Nth derivative and proof by induction

[adwong1]

Hi, I'm having a bit of trouble with finding a general formula for the 'nth derivative' for the function f(x)= x^2/3

So far I've figured out the formula (i think it's right), but I can't figure out how to prove it by induction, since I've never had to prove something like this before.

http://img354.imageshack.us/img354/3484/devoir8awn5.jpg


http://img412.imageshack.us/img412/776/devoir8bbe5.jpg

Thanks in advance. I tried to lay it out as neatly as i possibly could

Alex

 

[Mark44]

I understand what you're trying to say for the powers of x, but your expression
$$f^{(n-1)} (x ^{-1})$$ doesn't mean what you intend it to mean.

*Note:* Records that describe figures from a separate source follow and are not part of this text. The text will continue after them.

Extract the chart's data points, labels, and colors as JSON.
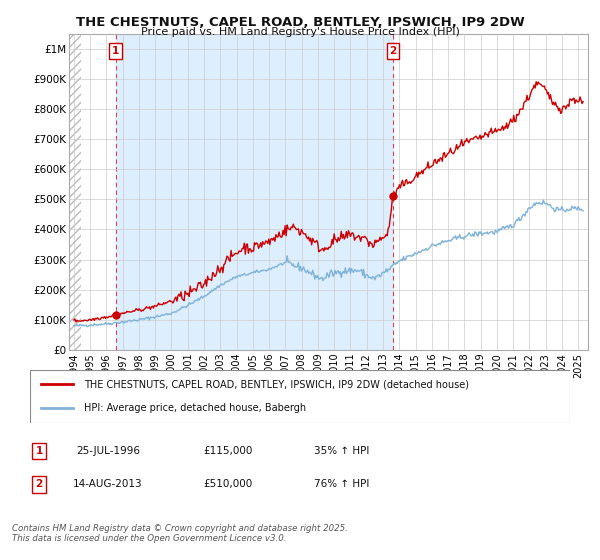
{
  "title": "THE CHESTNUTS, CAPEL ROAD, BENTLEY, IPSWICH, IP9 2DW",
  "subtitle": "Price paid vs. HM Land Registry's House Price Index (HPI)",
  "xlim_start": 1993.7,
  "xlim_end": 2025.6,
  "ylim_min": 0,
  "ylim_max": 1050000,
  "yticks": [
    0,
    100000,
    200000,
    300000,
    400000,
    500000,
    600000,
    700000,
    800000,
    900000,
    1000000
  ],
  "ytick_labels": [
    "£0",
    "£100K",
    "£200K",
    "£300K",
    "£400K",
    "£500K",
    "£600K",
    "£700K",
    "£800K",
    "£900K",
    "£1M"
  ],
  "sale1_x": 1996.57,
  "sale1_y": 115000,
  "sale1_label": "1",
  "sale1_date": "25-JUL-1996",
  "sale1_price": "£115,000",
  "sale1_hpi": "35% ↑ HPI",
  "sale2_x": 2013.62,
  "sale2_y": 510000,
  "sale2_label": "2",
  "sale2_date": "14-AUG-2013",
  "sale2_price": "£510,000",
  "sale2_hpi": "76% ↑ HPI",
  "red_line_color": "#cc0000",
  "blue_line_color": "#7fb3d9",
  "fill_color": "#ddeeff",
  "background_color": "#ffffff",
  "grid_color": "#cccccc",
  "hatch_color": "#cccccc",
  "legend_line1": "THE CHESTNUTS, CAPEL ROAD, BENTLEY, IPSWICH, IP9 2DW (detached house)",
  "legend_line2": "HPI: Average price, detached house, Babergh",
  "footer1": "Contains HM Land Registry data © Crown copyright and database right 2025.",
  "footer2": "This data is licensed under the Open Government Licence v3.0.",
  "xticks": [
    1994,
    1995,
    1996,
    1997,
    1998,
    1999,
    2000,
    2001,
    2002,
    2003,
    2004,
    2005,
    2006,
    2007,
    2008,
    2009,
    2010,
    2011,
    2012,
    2013,
    2014,
    2015,
    2016,
    2017,
    2018,
    2019,
    2020,
    2021,
    2022,
    2023,
    2024,
    2025
  ]
}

You have written $$f^{(n)} (x)$$ recursively. I think that your recursive definition won't help you in your proof by induction, since you won't be able to take the derivative of the right hand side. If you had the right side written nonrecursively, you would be able to take its derivative. In the coefficient of the derivative expression, you have a fraction, with the numerator being a product of 2(-1)(-4) and so on, and the denominator being 3 raised to the same power as there are factors in the numerator. The exponent on x will be 2/3 - that same number. Maybe you can work with these ideas.